Re:he is right. (Score:5, Informative)
I think it's pretty clear, if you just keep the fundamental principles of free software in mind. If you use software, you should have the freedom to modify it and run a modified version. Just remember that, and this article will make a lot more sense to you.
I think he enunciates quite clearly the "danger": that we are becoming more and more dependent on software that is temporarily downloaded to our computers in a semi-obfuscated manner and executed to perform non-trivial tasks. This is not quite breaking the "freedom to modify" principle, since technically the source code is available, but he's calling it a trap because in practice it's extremely difficult to get in there and modify a web application since current browsers don't provide an easy way to do it, and the "source code" is almost impossible to read.
Look -- people are calling him crazy for this but I don't know why. (Possibly because they'll jump on any opportunity to call him crazy.) But frankly he's right. If you value the ability to modify software that you use, web applications don't make it easy to do. Not only that, but they can change on you while you're in the middle of using them, making it difficult for any local modifications (based on GreaseMonkey e.g), to "stick".

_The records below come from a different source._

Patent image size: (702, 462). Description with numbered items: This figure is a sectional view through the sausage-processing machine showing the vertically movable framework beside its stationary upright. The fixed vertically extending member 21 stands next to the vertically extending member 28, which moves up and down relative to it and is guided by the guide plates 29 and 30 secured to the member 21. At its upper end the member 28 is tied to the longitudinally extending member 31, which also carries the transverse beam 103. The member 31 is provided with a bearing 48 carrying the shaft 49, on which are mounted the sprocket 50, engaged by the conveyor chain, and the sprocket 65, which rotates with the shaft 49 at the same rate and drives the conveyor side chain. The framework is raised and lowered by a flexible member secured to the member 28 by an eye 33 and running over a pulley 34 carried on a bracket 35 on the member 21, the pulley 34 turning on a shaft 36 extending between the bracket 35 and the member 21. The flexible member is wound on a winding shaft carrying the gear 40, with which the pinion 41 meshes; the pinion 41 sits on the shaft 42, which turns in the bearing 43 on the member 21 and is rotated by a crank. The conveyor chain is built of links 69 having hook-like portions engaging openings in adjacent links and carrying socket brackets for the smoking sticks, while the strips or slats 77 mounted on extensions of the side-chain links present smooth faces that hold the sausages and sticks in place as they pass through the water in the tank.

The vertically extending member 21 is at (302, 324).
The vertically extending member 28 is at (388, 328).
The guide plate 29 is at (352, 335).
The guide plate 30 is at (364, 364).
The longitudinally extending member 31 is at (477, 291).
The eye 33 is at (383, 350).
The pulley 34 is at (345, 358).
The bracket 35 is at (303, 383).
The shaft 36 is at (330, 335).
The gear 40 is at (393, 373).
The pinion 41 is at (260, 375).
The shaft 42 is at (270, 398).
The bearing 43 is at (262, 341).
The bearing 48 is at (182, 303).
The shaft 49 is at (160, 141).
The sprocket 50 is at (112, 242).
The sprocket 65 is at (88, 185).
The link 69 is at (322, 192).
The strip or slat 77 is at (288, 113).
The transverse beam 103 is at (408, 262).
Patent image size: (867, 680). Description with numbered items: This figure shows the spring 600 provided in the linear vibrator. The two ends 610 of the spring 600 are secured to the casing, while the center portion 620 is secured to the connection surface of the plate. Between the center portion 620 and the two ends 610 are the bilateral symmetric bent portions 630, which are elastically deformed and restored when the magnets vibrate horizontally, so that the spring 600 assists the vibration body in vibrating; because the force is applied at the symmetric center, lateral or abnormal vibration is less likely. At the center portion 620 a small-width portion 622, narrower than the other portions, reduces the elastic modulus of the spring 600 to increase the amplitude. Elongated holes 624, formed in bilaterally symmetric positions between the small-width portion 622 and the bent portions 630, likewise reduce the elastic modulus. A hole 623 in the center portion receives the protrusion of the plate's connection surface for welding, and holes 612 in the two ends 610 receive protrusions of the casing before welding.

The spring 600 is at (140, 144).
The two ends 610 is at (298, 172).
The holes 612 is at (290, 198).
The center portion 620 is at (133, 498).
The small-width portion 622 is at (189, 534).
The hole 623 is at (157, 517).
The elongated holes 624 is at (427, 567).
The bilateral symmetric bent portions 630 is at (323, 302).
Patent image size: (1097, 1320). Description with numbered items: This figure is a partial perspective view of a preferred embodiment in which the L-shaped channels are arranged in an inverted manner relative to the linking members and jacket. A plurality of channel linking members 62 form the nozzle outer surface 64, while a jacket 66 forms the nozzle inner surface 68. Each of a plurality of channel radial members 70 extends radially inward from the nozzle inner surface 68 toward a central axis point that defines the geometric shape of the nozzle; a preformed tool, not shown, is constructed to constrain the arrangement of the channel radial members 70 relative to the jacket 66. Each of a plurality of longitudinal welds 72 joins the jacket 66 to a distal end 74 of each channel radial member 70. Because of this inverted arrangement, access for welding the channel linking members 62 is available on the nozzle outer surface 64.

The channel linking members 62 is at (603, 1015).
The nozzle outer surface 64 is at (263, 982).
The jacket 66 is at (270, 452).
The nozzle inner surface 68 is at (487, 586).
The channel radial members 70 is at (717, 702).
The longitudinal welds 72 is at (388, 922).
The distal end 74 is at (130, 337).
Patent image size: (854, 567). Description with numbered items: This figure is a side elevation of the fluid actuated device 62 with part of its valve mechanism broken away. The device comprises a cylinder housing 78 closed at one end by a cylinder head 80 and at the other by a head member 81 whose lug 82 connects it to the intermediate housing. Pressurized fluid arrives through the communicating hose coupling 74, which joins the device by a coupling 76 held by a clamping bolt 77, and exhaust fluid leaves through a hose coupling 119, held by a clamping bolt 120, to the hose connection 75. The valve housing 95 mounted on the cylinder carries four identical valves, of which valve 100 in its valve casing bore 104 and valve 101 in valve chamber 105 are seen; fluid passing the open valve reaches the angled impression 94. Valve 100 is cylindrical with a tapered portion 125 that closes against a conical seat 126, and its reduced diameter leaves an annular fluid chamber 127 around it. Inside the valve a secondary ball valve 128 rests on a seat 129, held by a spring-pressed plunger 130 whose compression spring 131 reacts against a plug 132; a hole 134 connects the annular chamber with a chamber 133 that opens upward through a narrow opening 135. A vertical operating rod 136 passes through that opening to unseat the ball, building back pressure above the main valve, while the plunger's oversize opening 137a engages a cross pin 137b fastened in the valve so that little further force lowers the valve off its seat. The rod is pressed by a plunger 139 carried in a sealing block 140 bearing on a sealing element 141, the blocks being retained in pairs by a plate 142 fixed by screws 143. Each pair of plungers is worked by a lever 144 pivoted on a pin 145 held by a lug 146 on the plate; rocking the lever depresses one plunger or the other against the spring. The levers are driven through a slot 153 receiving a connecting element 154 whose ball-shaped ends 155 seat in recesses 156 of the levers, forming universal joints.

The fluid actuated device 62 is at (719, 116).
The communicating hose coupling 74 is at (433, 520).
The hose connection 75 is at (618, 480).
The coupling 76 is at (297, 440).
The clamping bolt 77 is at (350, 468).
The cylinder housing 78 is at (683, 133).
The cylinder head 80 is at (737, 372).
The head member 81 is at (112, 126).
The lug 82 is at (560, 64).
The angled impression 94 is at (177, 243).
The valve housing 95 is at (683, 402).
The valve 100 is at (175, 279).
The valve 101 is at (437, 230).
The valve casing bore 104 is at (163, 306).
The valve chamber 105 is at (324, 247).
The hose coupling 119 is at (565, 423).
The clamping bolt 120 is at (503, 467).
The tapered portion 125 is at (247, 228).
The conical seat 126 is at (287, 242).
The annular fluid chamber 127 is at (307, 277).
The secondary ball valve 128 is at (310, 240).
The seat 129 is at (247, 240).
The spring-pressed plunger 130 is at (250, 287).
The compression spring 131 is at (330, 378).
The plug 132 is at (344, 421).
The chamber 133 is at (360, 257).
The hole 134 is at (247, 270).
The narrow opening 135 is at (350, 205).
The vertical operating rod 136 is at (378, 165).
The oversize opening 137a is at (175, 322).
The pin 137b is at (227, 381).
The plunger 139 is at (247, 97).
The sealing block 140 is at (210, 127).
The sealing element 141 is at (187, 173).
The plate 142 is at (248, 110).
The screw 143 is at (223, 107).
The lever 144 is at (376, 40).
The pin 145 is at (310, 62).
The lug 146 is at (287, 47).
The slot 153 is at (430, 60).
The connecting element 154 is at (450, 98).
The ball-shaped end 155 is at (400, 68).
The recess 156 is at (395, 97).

I don't think he comes off as crazy at all in this article, nor is he even suggesting we don't use JavaScript or anything silly like that. He's merely pointing out some potential problems with web applications vis-a-vis the freedom to modify, and providing a possible solution in the form of metadata.
In fact I'd say this is one of the more practical and shorter things I've seen him write, so I can't understand why people are jumping all over this.
Re: (Score:3, Insightful)
what you have to worry about is google chrome or windows ie suddenly saying "with our latest browser, we are implementing ecmascript shiny plus plus (trademark, copyright), which will allow us to serve you compiled code, which will make your browsing experience more fantastical and delicious!"
then we have a serious sliver against free software
No you don't, you idiot. What other people choose to do with their own websites is none of your fucking business. If you want to download jQuery, go get it.
Re:whoosh (Score:5, Funny)
His beard looks non-free to me, it's obfuscating his face
Re:Stallman has to go (Score:5, Insightful)
"Richard Stallman has done more damage to the open source movement than anyone else. He is pompous, arrogant, rude, inflexible, and intolerant of diversity of opinion."
But he's also *right*. History has proved this, time and again. He seems like a hardass because reality is unforgiving. Too bad. He's still right.
What does 'tolerance of diversity of opinion' have to do with anything? Maths doesn't tolerate 1+1 not equalling 2. There are some places you *can't* tolerate wrong answers. Computer science and law are two of them.
You can disagree with his conclusions as much as you like, but that doesn't invalidate them.